Education, at its best, often allows you different ways of travel.  Sometimes it is like a long bicycle ride:  you slow down and get away from the highways to look more carefully around you.  At other times, education can be like flight, a chance to glide above the fields and look toward the horizon.

Not only is this year’s Junior Distinguished Faculty Award recipient a faithful bike rider, but he is also a licensed pilot.  Many times you will see him carting his bike into his office after the long ride to work.  Like a good cyclist, he helps students venture off the familiar roads, breathe fresh air and develop their own strength.  In his courses he prompts students to think in new and bold ways about the nature of Christians’ ethical engagement and to discover their calling.  He helps us perceive the people and the ideas that often get shoved to the edges by the mainstream traffic.  Whether he is teaching statistics or theory, he strives to make the complex ideas accessible, to inspire students’ confidence even as he startles their complacency. 

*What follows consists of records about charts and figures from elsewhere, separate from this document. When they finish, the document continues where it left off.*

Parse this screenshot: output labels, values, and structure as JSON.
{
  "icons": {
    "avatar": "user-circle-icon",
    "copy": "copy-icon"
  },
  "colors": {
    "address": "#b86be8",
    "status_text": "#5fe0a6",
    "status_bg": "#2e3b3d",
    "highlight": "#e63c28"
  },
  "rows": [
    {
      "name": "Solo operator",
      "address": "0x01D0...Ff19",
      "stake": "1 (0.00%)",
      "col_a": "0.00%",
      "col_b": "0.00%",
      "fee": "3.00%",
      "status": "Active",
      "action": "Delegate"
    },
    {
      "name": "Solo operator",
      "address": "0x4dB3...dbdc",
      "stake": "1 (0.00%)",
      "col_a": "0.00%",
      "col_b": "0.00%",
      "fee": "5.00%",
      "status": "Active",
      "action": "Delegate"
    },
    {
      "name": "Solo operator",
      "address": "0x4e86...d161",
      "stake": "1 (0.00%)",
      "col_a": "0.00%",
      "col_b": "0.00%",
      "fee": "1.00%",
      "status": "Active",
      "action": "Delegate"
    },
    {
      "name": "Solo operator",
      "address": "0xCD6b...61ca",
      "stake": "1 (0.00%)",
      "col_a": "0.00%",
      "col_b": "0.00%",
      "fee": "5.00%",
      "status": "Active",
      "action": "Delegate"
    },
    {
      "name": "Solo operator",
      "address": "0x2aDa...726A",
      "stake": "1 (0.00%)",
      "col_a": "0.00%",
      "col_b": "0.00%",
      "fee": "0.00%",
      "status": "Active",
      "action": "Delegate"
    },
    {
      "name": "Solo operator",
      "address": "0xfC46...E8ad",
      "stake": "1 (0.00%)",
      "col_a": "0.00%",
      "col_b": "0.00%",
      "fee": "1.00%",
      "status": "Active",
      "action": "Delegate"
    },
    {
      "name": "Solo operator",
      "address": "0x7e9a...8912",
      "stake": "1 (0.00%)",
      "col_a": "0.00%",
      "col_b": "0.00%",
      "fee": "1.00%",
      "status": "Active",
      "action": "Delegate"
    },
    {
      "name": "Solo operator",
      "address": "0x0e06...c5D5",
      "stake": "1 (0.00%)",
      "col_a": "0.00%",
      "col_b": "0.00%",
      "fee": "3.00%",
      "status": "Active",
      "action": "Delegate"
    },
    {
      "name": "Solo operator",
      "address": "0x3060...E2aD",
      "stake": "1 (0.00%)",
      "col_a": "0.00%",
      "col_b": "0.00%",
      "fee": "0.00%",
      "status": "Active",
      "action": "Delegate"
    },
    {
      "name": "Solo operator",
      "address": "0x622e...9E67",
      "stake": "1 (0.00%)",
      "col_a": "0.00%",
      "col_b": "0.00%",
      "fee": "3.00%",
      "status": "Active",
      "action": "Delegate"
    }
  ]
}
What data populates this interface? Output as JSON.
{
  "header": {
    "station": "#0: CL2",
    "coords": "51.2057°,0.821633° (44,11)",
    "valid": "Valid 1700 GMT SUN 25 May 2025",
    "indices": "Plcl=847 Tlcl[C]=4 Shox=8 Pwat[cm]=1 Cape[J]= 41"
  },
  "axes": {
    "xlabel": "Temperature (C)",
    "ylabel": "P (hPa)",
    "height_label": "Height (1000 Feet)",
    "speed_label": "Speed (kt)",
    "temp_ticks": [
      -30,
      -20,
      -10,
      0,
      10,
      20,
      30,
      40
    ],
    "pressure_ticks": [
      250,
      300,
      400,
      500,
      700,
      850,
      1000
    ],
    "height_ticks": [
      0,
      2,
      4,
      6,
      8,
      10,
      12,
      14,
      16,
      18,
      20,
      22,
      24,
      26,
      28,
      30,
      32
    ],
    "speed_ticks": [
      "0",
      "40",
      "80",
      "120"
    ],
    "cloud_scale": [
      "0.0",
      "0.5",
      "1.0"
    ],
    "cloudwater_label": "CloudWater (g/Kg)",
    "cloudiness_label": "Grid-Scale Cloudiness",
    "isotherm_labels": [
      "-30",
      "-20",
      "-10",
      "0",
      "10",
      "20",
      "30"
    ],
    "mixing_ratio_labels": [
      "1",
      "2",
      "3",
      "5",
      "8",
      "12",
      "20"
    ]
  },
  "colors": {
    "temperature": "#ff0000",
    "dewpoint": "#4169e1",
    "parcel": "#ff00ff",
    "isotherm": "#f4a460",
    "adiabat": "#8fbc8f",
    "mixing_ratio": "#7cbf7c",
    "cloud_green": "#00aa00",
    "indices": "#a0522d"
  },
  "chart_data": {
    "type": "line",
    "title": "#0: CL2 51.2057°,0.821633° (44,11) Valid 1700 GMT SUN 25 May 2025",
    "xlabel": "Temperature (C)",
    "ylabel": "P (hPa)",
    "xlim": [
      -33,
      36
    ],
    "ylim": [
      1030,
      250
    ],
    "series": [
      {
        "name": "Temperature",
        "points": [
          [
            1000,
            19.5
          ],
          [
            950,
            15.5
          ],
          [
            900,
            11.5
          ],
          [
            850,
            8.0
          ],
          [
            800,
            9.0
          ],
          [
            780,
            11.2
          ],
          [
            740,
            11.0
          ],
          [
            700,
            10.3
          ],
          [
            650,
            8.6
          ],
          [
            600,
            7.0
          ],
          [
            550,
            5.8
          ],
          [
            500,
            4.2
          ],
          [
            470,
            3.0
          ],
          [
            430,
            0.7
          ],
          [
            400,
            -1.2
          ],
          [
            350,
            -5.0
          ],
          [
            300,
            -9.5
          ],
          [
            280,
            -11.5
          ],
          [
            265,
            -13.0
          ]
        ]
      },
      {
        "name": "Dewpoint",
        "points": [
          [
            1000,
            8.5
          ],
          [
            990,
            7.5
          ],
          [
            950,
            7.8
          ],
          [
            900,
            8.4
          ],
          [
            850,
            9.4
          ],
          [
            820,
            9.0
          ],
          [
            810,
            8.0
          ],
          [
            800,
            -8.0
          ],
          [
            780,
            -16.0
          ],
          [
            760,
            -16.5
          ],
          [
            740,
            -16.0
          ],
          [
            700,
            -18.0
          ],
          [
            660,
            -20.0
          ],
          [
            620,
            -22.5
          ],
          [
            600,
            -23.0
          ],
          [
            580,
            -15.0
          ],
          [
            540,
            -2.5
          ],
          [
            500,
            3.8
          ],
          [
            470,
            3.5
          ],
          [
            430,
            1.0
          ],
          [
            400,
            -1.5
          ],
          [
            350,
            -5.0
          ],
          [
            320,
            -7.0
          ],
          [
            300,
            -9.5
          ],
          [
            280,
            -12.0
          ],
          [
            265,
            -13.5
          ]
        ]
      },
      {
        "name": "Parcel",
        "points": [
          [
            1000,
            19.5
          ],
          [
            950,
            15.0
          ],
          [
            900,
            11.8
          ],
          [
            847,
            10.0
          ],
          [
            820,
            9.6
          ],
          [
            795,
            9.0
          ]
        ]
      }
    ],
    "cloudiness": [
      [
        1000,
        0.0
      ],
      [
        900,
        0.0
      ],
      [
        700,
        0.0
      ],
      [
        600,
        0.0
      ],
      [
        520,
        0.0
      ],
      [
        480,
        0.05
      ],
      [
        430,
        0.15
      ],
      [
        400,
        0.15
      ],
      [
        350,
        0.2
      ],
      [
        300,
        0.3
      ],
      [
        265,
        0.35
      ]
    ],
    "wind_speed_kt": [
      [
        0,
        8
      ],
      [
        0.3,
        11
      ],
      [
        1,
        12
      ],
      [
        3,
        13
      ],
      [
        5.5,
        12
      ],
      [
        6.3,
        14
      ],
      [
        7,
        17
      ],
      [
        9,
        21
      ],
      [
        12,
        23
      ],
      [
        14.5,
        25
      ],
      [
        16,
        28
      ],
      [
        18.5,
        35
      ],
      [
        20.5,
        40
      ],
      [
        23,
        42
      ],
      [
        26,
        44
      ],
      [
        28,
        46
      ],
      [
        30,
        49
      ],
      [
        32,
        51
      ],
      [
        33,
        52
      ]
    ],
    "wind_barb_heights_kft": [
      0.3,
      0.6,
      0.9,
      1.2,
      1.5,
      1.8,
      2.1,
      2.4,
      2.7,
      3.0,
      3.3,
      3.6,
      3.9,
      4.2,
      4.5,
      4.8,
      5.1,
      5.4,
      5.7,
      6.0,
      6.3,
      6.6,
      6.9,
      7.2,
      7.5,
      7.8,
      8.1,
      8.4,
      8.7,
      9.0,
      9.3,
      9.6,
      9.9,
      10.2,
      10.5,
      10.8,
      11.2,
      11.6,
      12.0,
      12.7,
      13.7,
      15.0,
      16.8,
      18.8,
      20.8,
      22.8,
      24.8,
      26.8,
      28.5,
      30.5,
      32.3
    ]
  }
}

And, like the pilot that he is, he can show us the full vista and panorama before us.  As a scholar, he challenges evangelicals to be wary of moral posturing and more committed to promoting social hope.  In his five years at Gordon he has been a department chair, a member of the Core Committee, a coordinator of the Gordon College Symposium, an occasional host for the Faculty Forum, and a faculty advisor for student clubs—and in all these endeavors strives to promote a curriculum and an intellectual culture concerned with Christians’ moral and social responsibilities.


I once asked a group of students what they most appreciated about this instructor, and they told me that they liked his enthusiasm, his discernment, and his really, really colorful socks.  For that enthusiasm and discernment, as well as his ability to help us see more fully the many colors in the world, I am pleased to present this year’s Junior Distinguished Faculty Award to assistant professor of sociology Dr. Daniel Johnson.